Objective of the program: To develop the organizing and leadership skills of low-income Asian immigrant youth so they can improve their communities.
In a Nutshell: A division of Asian Immigrant Women Advocates (AIWA), Youth Build Immigrant Power (YBIP) focuses on political education, leadership development and collective-action campaigns. Once schooled on important community issues – namely, sweatshop jobs, racism and language barriers – youth work with interns and AIWA staff to develop community action projects. Those include passing out fliers about community issues, participating in anti-war demonstrations and going door to door for get-out-the-vote drives.
Where and When it Happens: AIWA was formed in 1983 to advocate for better conditions for low-income Asian immigrant workers. Its office is located in Oakland’s Chinatown, where many of the families live, work and shop. Youth became increasingly involved with AIWA during its Garment Workers Justice Campaign from 1992 to 1997, and YBIP was created in 1997 to develop the leadership of low-income Asian immigrant youth.
Who started it and Who Runs It: YBIP was developed by youth from the garment workers campaign, with the support of Stacy Kono, AIWA’s former intergenerational program coordinator. It is coordinated by Lily Wang, with the help of a part-time staff. Former YBIP youth leader Rebecca Lam helps youth understand the issues affecting them and their families through Asian Youth United, a 12-week education program.

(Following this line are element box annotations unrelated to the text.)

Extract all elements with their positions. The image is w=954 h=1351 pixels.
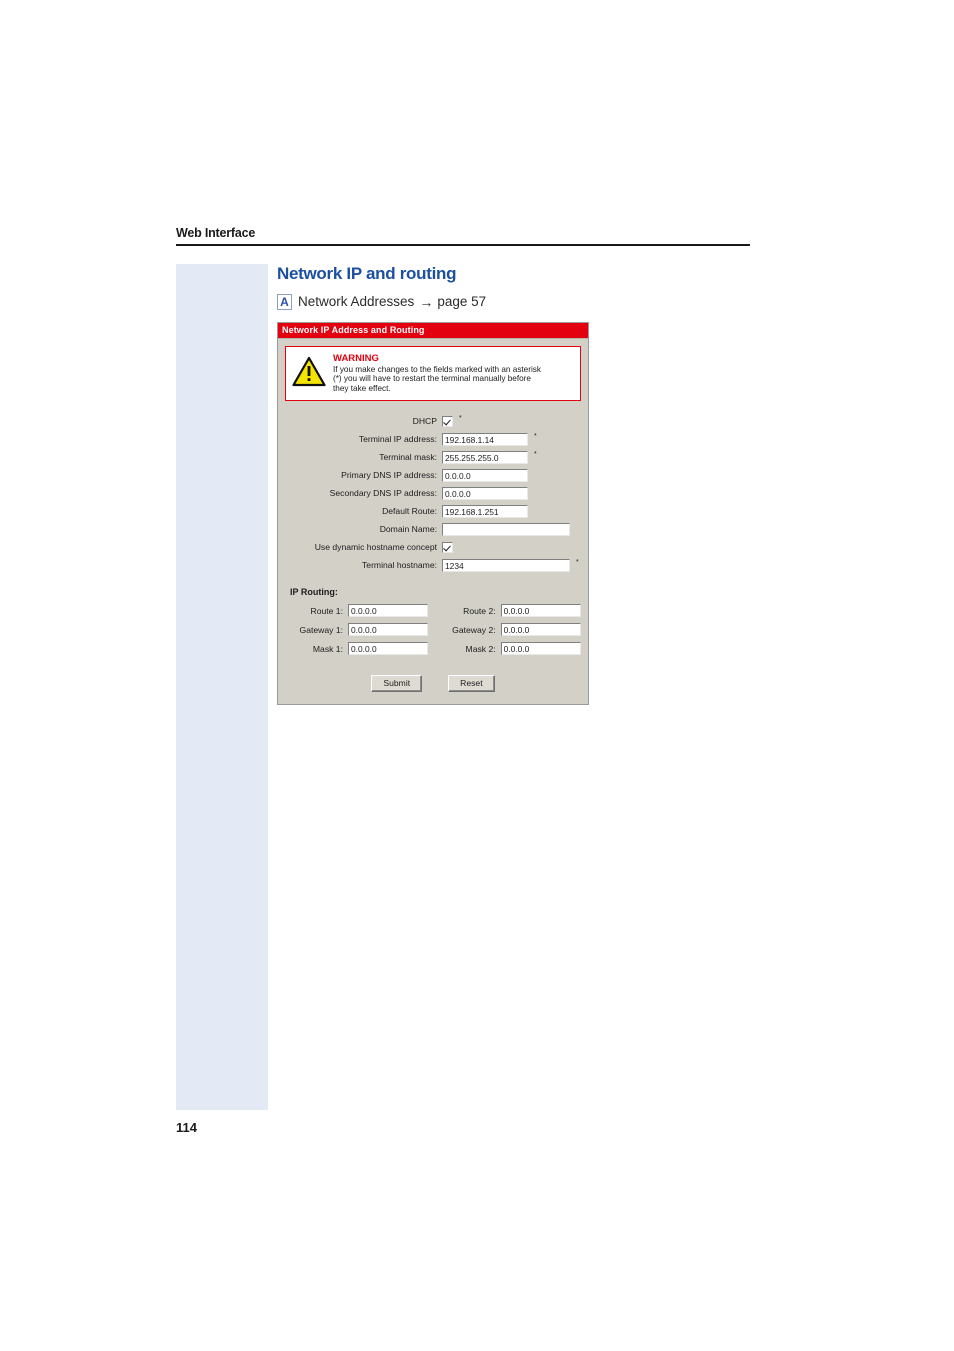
network-settings-form: DHCP * Terminal IP address: 192.168.1.14… [285, 412, 581, 574]
field-row-default-route: Default Route: 192.168.1.251 [290, 502, 581, 520]
gateway-2-input[interactable]: 0.0.0.0 [500, 623, 581, 637]
field-row-secondary-dns: Secondary DNS IP address: 0.0.0.0 [290, 484, 581, 502]
cross-reference: A Network Addresses → page 57 [277, 294, 757, 310]
arrow-right-icon: → [419, 294, 434, 310]
field-row-terminal-hostname: Terminal hostname: 1234 * [290, 556, 581, 574]
mask-1-input[interactable]: 0.0.0.0 [347, 642, 429, 656]
label-route-2: Route 2: [463, 605, 496, 616]
cross-reference-target: page 57 [437, 294, 487, 309]
label-primary-dns: Primary DNS IP address: [341, 470, 437, 481]
primary-dns-input[interactable]: 0.0.0.0 [442, 468, 528, 482]
field-row-terminal-ip: Terminal IP address: 192.168.1.14 * [290, 430, 581, 448]
warning-line-2: (*) you will have to restart the termina… [333, 374, 531, 384]
label-mask-2: Mask 2: [465, 643, 496, 654]
label-terminal-mask: Terminal mask: [379, 452, 437, 463]
mask-2-input[interactable]: 0.0.0.0 [500, 642, 581, 656]
ip-routing-section: IP Routing: Route 1: 0.0.0.0 Route 2: 0.… [285, 587, 581, 658]
running-header-title: Web Interface [176, 226, 256, 240]
label-gateway-1: Gateway 1: [299, 624, 343, 635]
cross-reference-label: Network Addresses [298, 294, 415, 309]
dialog-body: WARNING If you make changes to the field… [278, 339, 588, 705]
default-route-input[interactable]: 192.168.1.251 [442, 504, 528, 518]
asterisk-terminal-mask: * [534, 451, 537, 459]
route-1-input[interactable]: 0.0.0.0 [347, 604, 429, 618]
terminal-mask-input[interactable]: 255.255.255.0 [442, 450, 528, 464]
label-gateway-2: Gateway 2: [452, 624, 496, 635]
header-rule [176, 244, 750, 246]
submit-button[interactable]: Submit [371, 675, 423, 693]
dhcp-checkbox[interactable] [442, 415, 453, 427]
terminal-hostname-input[interactable]: 1234 [442, 558, 570, 572]
label-domain-name: Domain Name: [379, 524, 437, 535]
page-number: 114 [176, 1120, 197, 1135]
margin-band [176, 264, 268, 1110]
label-default-route: Default Route: [382, 506, 437, 517]
warning-panel: WARNING If you make changes to the field… [285, 346, 581, 402]
network-ip-routing-dialog: Network IP Address and Routing WARNING I… [277, 322, 589, 706]
label-mask-1: Mask 1: [312, 643, 343, 654]
running-header: Web Interface [176, 226, 750, 246]
content-column: Network IP and routing A Network Address… [277, 264, 757, 706]
field-row-terminal-mask: Terminal mask: 255.255.255.0 * [290, 448, 581, 466]
routing-row-mask: Mask 1: 0.0.0.0 Mask 2: 0.0.0.0 [290, 639, 581, 658]
ip-routing-heading: IP Routing: [290, 587, 338, 598]
asterisk-dhcp: * [459, 415, 462, 423]
page-title: Network IP and routing [277, 264, 457, 283]
warning-heading: WARNING [333, 353, 379, 364]
label-secondary-dns: Secondary DNS IP address: [329, 488, 437, 499]
asterisk-terminal-ip: * [534, 433, 537, 441]
routing-row-gateway: Gateway 1: 0.0.0.0 Gateway 2: 0.0.0.0 [290, 620, 581, 639]
label-route-1: Route 1: [310, 605, 343, 616]
field-row-dhcp: DHCP * [290, 412, 581, 430]
terminal-ip-input[interactable]: 192.168.1.14 [442, 432, 528, 446]
gateway-1-input[interactable]: 0.0.0.0 [347, 623, 429, 637]
dialog-titlebar: Network IP Address and Routing [278, 323, 588, 339]
field-row-domain-name: Domain Name: [290, 520, 581, 538]
warning-line-3: they take effect. [333, 383, 391, 393]
appendix-a-icon: A [277, 294, 292, 310]
domain-name-input[interactable] [442, 522, 570, 536]
secondary-dns-input[interactable]: 0.0.0.0 [442, 486, 528, 500]
label-dhcp: DHCP [412, 416, 437, 427]
warning-triangle-icon [292, 356, 326, 387]
dialog-button-row: Submit Reset [285, 675, 581, 693]
label-dynamic-hostname: Use dynamic hostname concept [314, 542, 437, 553]
routing-row-route: Route 1: 0.0.0.0 Route 2: 0.0.0.0 [290, 601, 581, 620]
asterisk-terminal-hostname: * [576, 559, 579, 567]
label-terminal-hostname: Terminal hostname: [362, 560, 437, 571]
label-terminal-ip: Terminal IP address: [358, 434, 437, 445]
dynamic-hostname-checkbox[interactable] [442, 541, 453, 553]
field-row-primary-dns: Primary DNS IP address: 0.0.0.0 [290, 466, 581, 484]
reset-button[interactable]: Reset [448, 675, 495, 693]
route-2-input[interactable]: 0.0.0.0 [500, 604, 581, 618]
field-row-dynamic-hostname: Use dynamic hostname concept [290, 538, 581, 556]
warning-line-1: If you make changes to the fields marked… [333, 365, 541, 374]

Obstacles: In the beginning, YBIP offered only a weekend training program twice a year and a few internship positions, making it difficult to increase its base of committed youth. So YBIP youth leaders developed the Asian Youth United program, which youths attend every week. Those who complete Asian Youth United can get internships with YBIP and eventually become core leaders. The bottom-up style brings in about 40 new youth per year, YBIP says. It says it gets more applicants than it can accept.
Cost: About $180,000 a year.
Who Pays: YBIP relies mainly on the support of the Tides, Marguerite Casey and Ms. foundations. It also relies on volunteer tutors and trainers to oversee free workshops.
Youth Served: Low-income Cantonese-speaking Chinese youth from immigrant families, ages 13 to 21. Forty youth are expected to go through Asian Youth United this year, working with 18 interns and 13 core leaders who’ve already been through that part of the program.
Youth Turn-On: Incentives such as food, social events, overnight trips and earning community-service hours.
Youth Turn-Off: “We hardly have space to do workshops for 20 people,” says coordinator Lily Wang. “Kids often say it’s too small, and it’s an indicator of our growing pains. … The program is growing faster than we are able to get more money.”
Results: At least one of YBIP’s youth-led campaigns has had tangible results. The “I Have Something To Say Campaign” was started at Oakland High School because, in a school where 30 percent of students spoke Cantonese, there were no Cantonese speakers on the staff. The effort persuaded the school to hire two bilingual community assistants. The principal also agreed to let a committee of immigrant youth and parents conduct the interviews and make the final hiring decisions.